Nelson Abeijón

Personal information
- Full name: Nelson Javier Abeijón Pessi
- Date of birth: 21 July 1973 (age 52)
- Place of birth: Montevideo, Uruguay
- Height: 1.84 m (6 ft 1⁄2 in)
- Position: Midfielder

Youth career
- Nacional

Senior career*
- Years: Team / Apps / (Gls)
- 1994–1997: Nacional / 81 / (9)
- 1997–1998: Racing Santander / 30 / (2)
- 1998–2006: Cagliari / 154 / (11)
- 2003–2004: → Como (loan) / 10 / (1)
- 2006–2007: Atalanta / 5 / (0)
- 2008: River Plate Montevideo / 2 / (0)

International career
- 1994–2003: Uruguay / 23 / (2)

Managerial career
- 2016: Oriental
- 2016–2017: Deportivo Maldonado
- 2018: Cerro (assistant)
- 2022–2023: Nacional (reserves)
- 2023–2024: Nacional (assistant)
- 2026: Cerro

Medal record
Representing Uruguay
Copa América
| Winner | 1995 Uruguay |  |

= Nelson Abeijón =

Uruguayan footballer (born 1973)

Nelson Javier Abeijón Pessi (born 21 July 1973) is a Uruguayan football manager and former player who played as a midfielder.
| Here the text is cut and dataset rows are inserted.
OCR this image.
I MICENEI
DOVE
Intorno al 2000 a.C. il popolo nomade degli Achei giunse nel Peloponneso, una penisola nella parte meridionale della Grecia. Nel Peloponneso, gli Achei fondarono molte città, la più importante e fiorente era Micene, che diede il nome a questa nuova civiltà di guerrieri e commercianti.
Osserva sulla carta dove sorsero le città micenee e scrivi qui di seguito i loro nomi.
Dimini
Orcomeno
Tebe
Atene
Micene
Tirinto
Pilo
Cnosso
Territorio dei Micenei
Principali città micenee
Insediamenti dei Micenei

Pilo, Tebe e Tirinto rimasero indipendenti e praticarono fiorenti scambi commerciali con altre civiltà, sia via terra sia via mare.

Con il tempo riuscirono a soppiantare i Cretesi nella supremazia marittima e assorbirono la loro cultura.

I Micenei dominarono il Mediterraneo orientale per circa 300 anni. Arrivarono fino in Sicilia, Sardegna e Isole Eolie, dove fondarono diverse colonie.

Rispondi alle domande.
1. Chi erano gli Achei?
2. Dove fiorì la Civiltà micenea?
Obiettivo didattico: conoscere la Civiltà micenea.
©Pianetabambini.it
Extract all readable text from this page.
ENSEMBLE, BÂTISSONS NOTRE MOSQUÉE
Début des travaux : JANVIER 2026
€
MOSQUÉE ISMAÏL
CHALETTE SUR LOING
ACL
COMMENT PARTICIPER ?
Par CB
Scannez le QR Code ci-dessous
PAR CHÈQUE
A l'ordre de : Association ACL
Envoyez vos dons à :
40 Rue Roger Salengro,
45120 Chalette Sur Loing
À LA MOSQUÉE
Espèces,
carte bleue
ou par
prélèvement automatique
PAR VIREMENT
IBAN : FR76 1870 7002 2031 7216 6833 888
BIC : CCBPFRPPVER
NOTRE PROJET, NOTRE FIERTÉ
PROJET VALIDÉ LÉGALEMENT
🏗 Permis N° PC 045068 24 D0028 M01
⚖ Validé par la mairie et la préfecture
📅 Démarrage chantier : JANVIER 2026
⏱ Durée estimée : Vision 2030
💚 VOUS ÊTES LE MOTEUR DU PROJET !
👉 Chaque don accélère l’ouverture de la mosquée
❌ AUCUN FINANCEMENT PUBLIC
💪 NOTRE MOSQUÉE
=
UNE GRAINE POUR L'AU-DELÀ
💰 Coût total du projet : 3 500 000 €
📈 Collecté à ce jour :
Abeijón is nicknamed Abe or Abeja, due to his last name similarity with the word abeja (Spanish for bee).

==Playing career==
===Club===
He started his career in 1994 with Nacional (winning one minor title championship). His role as a holding midfield player and his tough approach of the game made him very popular among his fans. He eventually left the team in the season 1997-1998 when he played in Spain La Liga with Racing de Santander. In August 1998 Abeijón moved to Italian Serie A and then Serie B with Cagliari and Como. In the summer of 2006 he was transferred to Atalanta. During his career he played 282 matches and scored 23 goals.

Abeijón left for Como in 2003 but in January 2004 returned to Cagliari. in July he signed a 2-year contract.

===International===
Abeijón made his debut for the Uruguay national football team on October 19, 1994, in a friendly match against Peru (0–1 win) in the Estadio Nacional José Díaz in Lima, Peru. He earned a total number of 23 caps for his native country, scoring two goals.